Riccardo Muti wird am 25. April 2023 die Wiener Philharmoniker im Grazer Stefaniensaal dirigieren Foto: Dieter Nagl The Vienna Philharmonic under the baton of Riccardo Muti at the New Year's Concert 2021 in the Golden Hall of the Vienna Musikverein. Due to Corona, the concert took place without an audience.

Weltbekannte Stars und heimischer Nachwuchs: Die neue Spielzeit des Musikvereins für Steiermark garantiert eine musikalische Reise vom Barock bis zur Moderne. Ein Gespräch mit Generalsekretär Michael Nemeth.

Text: Stefan Zavernik

Der Musikverein steht in der Besetzung seiner Konzertzyklen für allerhöchste Qualität. Was braucht es darüber hinaus, um das Publikum zu begeistern?

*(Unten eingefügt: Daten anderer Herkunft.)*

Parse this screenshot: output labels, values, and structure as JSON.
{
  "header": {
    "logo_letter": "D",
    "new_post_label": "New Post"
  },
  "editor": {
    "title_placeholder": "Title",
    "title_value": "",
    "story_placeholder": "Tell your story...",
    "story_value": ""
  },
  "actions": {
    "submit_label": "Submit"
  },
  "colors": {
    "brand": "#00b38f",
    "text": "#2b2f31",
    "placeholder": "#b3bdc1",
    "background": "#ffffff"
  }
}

Spontan fällt mir als Erstes das Live-Erlebnis ein, das wir zwei Jahre lang nicht hatten. Weiters braucht es eine große Bandbreite des Programms und ein leistbares Angebot. Seit der Gründung des Musikvereins möchten wir „barrierefreien“ Musikgenuss ermöglichen, und hier schließt sich der Kreis mit unserem erweiterten Angebot der Flexibilität im Ticketing. Wir haben uns dahingehend verändert, als wir flexible Abos anbieten, um uns auf die Kurzfristigkeit des Kaufverhaltens einzustellen. Wir müssen als Veranstalter alle an einem Strang ziehen und die Menschen davon überzeugen, dass ein analoger Besuch in den Konzertsälen immer das Schönste ist.

Der Musikverein ist über die Jahrzehnte zu einer Marke geworden. Was zeichnet ihn aus?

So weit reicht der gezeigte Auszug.